When it comes to making sure all Georgia’s children get a great start in life, state officials recognize that some families may need a little extra help. But with thousands of children born every year, identifying those families is a challenge. A piece of Georgia public health technology is making the process a little easier.
Great Start Georgia, the state’s network of support for at-risk children age 5 and younger, uses the Central Intake Data System (CIDS), developed and operated by the Georgia Department of Public Health’s (DPH) Children First program. The statewide system screens birth certificates of Georgia newborns for a host of social, environmental and medical characteristics that can affect a child’s health and development, allowing Great Start Georgia to reach the families who need its help the most.

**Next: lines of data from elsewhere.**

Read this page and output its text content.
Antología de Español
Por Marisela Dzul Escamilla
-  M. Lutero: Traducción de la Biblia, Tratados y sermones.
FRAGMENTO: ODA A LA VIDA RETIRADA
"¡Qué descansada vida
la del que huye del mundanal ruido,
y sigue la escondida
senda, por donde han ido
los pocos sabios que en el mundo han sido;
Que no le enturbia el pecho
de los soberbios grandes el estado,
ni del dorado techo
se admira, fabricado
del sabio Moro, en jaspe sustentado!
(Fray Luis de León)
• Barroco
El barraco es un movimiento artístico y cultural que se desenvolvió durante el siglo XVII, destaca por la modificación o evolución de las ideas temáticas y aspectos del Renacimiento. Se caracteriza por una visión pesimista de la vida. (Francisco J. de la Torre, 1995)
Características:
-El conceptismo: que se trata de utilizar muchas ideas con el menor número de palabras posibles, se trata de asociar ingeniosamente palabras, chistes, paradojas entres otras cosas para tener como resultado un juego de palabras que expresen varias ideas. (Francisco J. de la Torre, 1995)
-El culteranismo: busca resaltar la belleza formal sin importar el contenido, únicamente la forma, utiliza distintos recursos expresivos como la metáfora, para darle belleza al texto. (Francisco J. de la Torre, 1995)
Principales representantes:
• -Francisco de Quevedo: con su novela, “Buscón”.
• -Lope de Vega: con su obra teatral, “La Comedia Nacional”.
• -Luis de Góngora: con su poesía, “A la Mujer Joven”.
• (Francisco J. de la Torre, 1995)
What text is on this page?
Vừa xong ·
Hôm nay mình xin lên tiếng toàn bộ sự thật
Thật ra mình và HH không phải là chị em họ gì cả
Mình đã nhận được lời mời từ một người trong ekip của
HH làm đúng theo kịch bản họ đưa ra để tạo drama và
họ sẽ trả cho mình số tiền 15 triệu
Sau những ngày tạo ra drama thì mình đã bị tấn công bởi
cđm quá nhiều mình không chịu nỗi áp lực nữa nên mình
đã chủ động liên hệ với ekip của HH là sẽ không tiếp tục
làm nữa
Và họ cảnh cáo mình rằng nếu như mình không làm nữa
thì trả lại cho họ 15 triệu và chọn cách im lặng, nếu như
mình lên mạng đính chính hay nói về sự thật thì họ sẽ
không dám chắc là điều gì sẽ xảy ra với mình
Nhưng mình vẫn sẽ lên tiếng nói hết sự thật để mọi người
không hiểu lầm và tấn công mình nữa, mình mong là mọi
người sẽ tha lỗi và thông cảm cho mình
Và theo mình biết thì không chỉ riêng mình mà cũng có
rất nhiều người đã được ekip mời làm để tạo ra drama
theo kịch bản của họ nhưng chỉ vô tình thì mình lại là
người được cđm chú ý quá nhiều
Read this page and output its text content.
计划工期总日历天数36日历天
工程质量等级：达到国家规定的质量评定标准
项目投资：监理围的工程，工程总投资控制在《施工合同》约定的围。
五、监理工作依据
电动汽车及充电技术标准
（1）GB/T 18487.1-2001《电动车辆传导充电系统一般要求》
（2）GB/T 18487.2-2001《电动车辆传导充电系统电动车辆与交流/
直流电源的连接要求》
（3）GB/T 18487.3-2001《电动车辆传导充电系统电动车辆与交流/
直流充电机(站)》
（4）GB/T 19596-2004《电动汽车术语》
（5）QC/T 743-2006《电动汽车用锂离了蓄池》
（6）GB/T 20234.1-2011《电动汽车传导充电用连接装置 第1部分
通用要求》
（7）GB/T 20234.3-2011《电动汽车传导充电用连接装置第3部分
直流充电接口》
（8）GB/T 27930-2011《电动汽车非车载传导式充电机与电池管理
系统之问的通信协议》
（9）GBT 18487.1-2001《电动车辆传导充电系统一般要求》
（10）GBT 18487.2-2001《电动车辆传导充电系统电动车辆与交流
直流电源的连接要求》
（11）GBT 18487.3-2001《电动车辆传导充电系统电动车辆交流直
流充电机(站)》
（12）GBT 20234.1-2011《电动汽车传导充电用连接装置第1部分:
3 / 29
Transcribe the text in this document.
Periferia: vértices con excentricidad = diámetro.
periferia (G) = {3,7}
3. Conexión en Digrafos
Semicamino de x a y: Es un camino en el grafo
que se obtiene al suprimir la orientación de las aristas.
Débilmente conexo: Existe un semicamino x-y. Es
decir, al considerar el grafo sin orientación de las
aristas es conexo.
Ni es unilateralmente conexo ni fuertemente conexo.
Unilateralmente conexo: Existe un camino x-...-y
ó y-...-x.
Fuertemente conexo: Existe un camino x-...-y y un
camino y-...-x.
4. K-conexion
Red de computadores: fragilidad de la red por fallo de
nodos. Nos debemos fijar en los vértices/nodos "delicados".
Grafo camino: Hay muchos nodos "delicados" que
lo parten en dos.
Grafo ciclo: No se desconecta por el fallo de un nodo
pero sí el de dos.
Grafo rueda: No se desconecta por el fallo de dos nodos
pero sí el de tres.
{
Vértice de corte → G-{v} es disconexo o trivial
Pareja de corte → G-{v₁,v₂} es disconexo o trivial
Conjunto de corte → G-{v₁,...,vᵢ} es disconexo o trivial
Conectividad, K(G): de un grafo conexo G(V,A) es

The system is the first of its kind in the U.S. and is being held up as a national model for agencies in other states hoping to link vulnerable families to services that can improve their lives.
“Before CIDS, Georgia did not have a system of identifying our most vulnerable, high-risk families for entry into services they would need. Every county had developed and implemented its own kind of gateway into services,” said Carole Steele, administrator of prevention and family support division in the Governor’s Office for Children and Families. “That was a real burden on the time and resources of these service providers.”
CIDS lets technology do the data-mining. Built on the framework of the State Electronic Notifiable Disease Surveillance System (SendSS), CIDS scans electronic birth certificates submitted by DPH’s Vital Records office for characteristics that could mean a child is at risk of poor development, such as parents’ young age, unemployment or certain genetic disorders or birth defects in the baby.
When the system identifies a risk factor, it alerts Great Start Georgia’s Information and Referral Center. Call center staff can then contact the child’s parents or caregivers to let them know about support services and refer them to local staff who can help them enroll. The services can assist with a wide range of challenges, including maternal health, child safety, school readiness and family and economic self-sufficiency. It also connects families with Great Start Georgia’s evidence-based home visiting program, which gives families hands-on help in developing safe and nurturing environments for children.
In its first year, CIDS screened records for every mother and child from birth to age 5 in the seven counties piloting Great Start Georgia – Clarke, Crisp, DeKalb, Glynn, Houston, Muscogee and Whitfield. In March 2013, less than six months after the Information and Referral Center opened in October 2012, the staff had processed 8,200 birth certificates in the seven counties and made 4,300 referrals. Now, DPH’s Children First program is expanding the system to screen birth certificates from all 159 Georgia counties.
Kelli Rayford, interim director of DPH’s Office of Child Health, said CIDS makes it far easier for programs to help the at-risk children and families they are trying to reach.
“We can identify those kids who may be at risk for poor health outcomes and get them into services earlier, which is usually the best way to either alleviate issues later on in life,” she said. “The earlier we get children into care, the better for them and their families.”